Updated: Mar 7, 2020

Memoir of War (La Douleur)


Starring Mélanie Thierry, Benoit Magimel, Benjamin Biolay, Shulamit Adar, Grégoire Leprince-Ringuet, Emmanuel Bourdieu, Anne-Lise Heimburger, Patrick Lizana, Joanna Grudzinska, Caroline Ducey, Salomé Richard, Olivier Veillon, Bertrand Schefer, Mathias Labelle, Nathan Gabily and François Prodromidès.

Screenplay by Emmanuel Finkiel.

Directed by Emmanuel Finkiel.

Distributed by Music Box Films. 126 minutes. Not Rated.

World War II and the Holocaust are such a massive, complicated, tragic subject that it can be (and has been) treated in a myriad of ways on screen. Memoir of War (La Douleur), based upon a section of a novel by French author Marguerite Duras (author of many books including The Lover, The Sea Wall, Agatha and screenwriter of the classic art-house film Hiroshima Mon Amour), looks at the war from the home front. It comes from the point of view of a Parisian wife (Duras herself) whose husband is captured in the Nazi invasion. She spends months trying to find out what has become of her husband, while attempting to help the resistance and aiding other family members desperate to track down their loved ones.

It is a slightly hands-off approach to the conflict, which is not to say one that is not a powerful one, in its own way. We see no actual battles – only the occasional long shot of planes flying overhead or sudden clamor of air raid sirens going off. At this point on history, none of the people of Paris know about the atrocities of the concentration camps. Therefore, we are only introduced to that horror late in the film, after the fact, when the emaciated survivors start to return after the war is over. The only Nazi character we see for any extended time in the film is soft-spoken and courtly, though the lead character (and the audience) knows that he is not to be trusted.

The book La Douleur (The War: A Memoir) was an autobiographical novel published by Duras in 1985, somewhat fictionalized, but mostly based upon journals that Duras had written during the war decades earlier. Duras apparently claimed that she did not remember much of what she had written back in the 40s, though perhaps it is not surprising that someone would tend to – consciously or subconsciously – try to forget that period in their life.

The film version is tense and well-acted, a terse mixture of spy drama and tragic love.

Mélanie Thierry is very good, if just a tiny bit understated, as Duras. She negotiates a harrowing series of emotions and roadblocks waiting as her then-husband, Robert Antelme, was arrested by the Gestapo for being a member of the French Resistance. (The French title La Douleur is simply translated as “pain.”)

The first hour covers the end of the occupation of Paris. Duras tries desperately to find information about her husband, while she is apparently toyed with by a seemingly kind and smitten Nazi collaborator named Rabier (Benoit Magimel) who dangles access to her husband and a cushier life for him, though Duras sincerely doubts his ability to deliver on his promises.

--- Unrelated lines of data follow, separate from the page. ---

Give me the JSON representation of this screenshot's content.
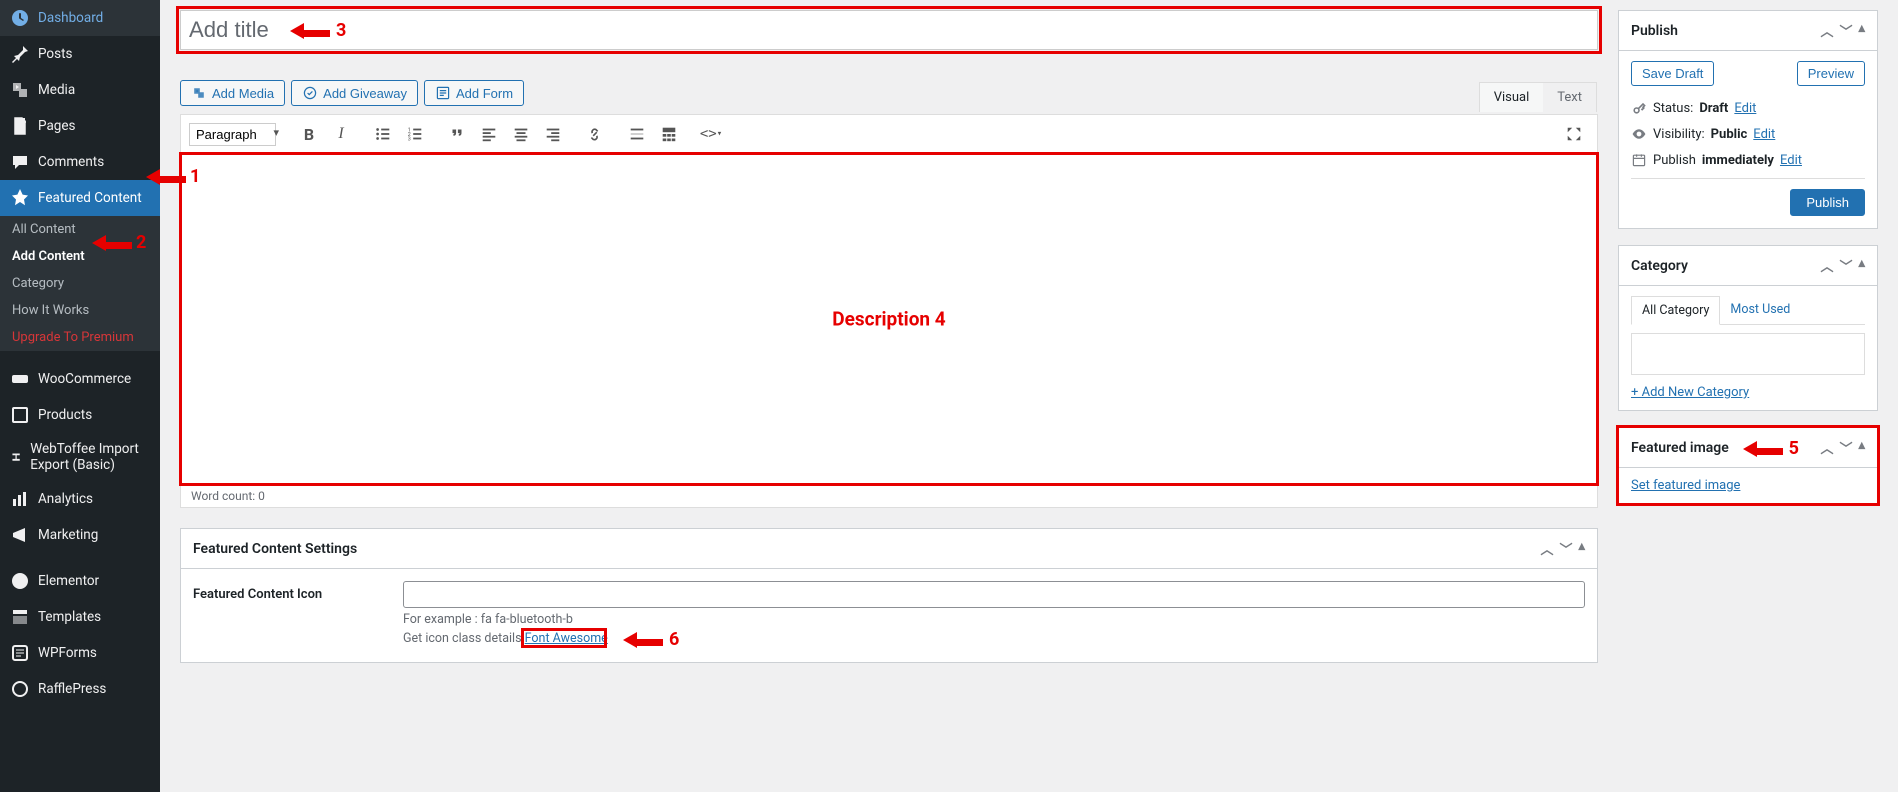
{
  "sidebar": {
    "items": [
      {
        "label": "Dashboard",
        "icon": "dashboard-icon"
      },
      {
        "label": "Posts",
        "icon": "pin-icon"
      },
      {
        "label": "Media",
        "icon": "media-icon"
      },
      {
        "label": "Pages",
        "icon": "pages-icon"
      },
      {
        "label": "Comments",
        "icon": "comments-icon"
      },
      {
        "label": "Featured Content",
        "icon": "star-icon",
        "active": true
      },
      {
        "label": "WooCommerce",
        "icon": "woo-icon"
      },
      {
        "label": "Products",
        "icon": "products-icon"
      },
      {
        "label": "WebToffee Import Export (Basic)",
        "icon": "import-icon"
      },
      {
        "label": "Analytics",
        "icon": "analytics-icon"
      },
      {
        "label": "Marketing",
        "icon": "marketing-icon"
      },
      {
        "label": "Elementor",
        "icon": "elementor-icon"
      },
      {
        "label": "Templates",
        "icon": "templates-icon"
      },
      {
        "label": "WPForms",
        "icon": "wpforms-icon"
      },
      {
        "label": "RafflePress",
        "icon": "rafflepress-icon"
      }
    ],
    "subitems": [
      {
        "label": "All Content"
      },
      {
        "label": "Add Content",
        "active": true
      },
      {
        "label": "Category"
      },
      {
        "label": "How It Works"
      },
      {
        "label": "Upgrade To Premium",
        "upgrade": true
      }
    ]
  },
  "title": {
    "placeholder": "Add title"
  },
  "mediaButtons": {
    "addMedia": "Add Media",
    "addGiveaway": "Add Giveaway",
    "addForm": "Add Form"
  },
  "editor": {
    "tabs": {
      "visual": "Visual",
      "text": "Text"
    },
    "formatSelect": "Paragraph",
    "wordCount": "Word count: 0"
  },
  "annotations": {
    "n1": "1",
    "n2": "2",
    "n3": "3",
    "n4": "Description  4",
    "n5": "5",
    "n6": "6"
  },
  "settingsBox": {
    "title": "Featured Content Settings",
    "iconLabel": "Featured Content Icon",
    "exampleText": "For example : fa fa-bluetooth-b",
    "detailText": "Get icon class details ",
    "fontAwesome": "Font Awesome"
  },
  "publish": {
    "title": "Publish",
    "saveDraft": "Save Draft",
    "preview": "Preview",
    "statusLabel": "Status:",
    "statusValue": "Draft",
    "edit": "Edit",
    "visibilityLabel": "Visibility:",
    "visibilityValue": "Public",
    "scheduleLabel": "Publish",
    "scheduleValue": "immediately",
    "publishBtn": "Publish"
  },
  "category": {
    "title": "Category",
    "tabAll": "All Category",
    "tabMost": "Most Used",
    "addNew": "+ Add New Category"
  },
  "featuredImage": {
    "title": "Featured image",
    "setLink": "Set featured image"
  }
}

In the meantime, Duras tries to take some of his place in the resistance, helping Robert’s best friend Dionys (Benjamin Biolay) fight the Nazis as she becomes closer to him, she comes to realize that she didn’t know her husband as well as she thought.

And yet, with all this action swirling around her, Duras is not even the most interesting character in the film. That would probably be a supporting character, played by Shulamit Adar, a middle-aged woman staying with Duras and trying to stay optimistic while awaiting information on the fate of her daughter, who was taken away to the concentration camps.

As is always the case with films about the Holocaust, Memoir of War is quietly devastating. It is also a fascinating look at yet one more angle of a truly horrifying conflict.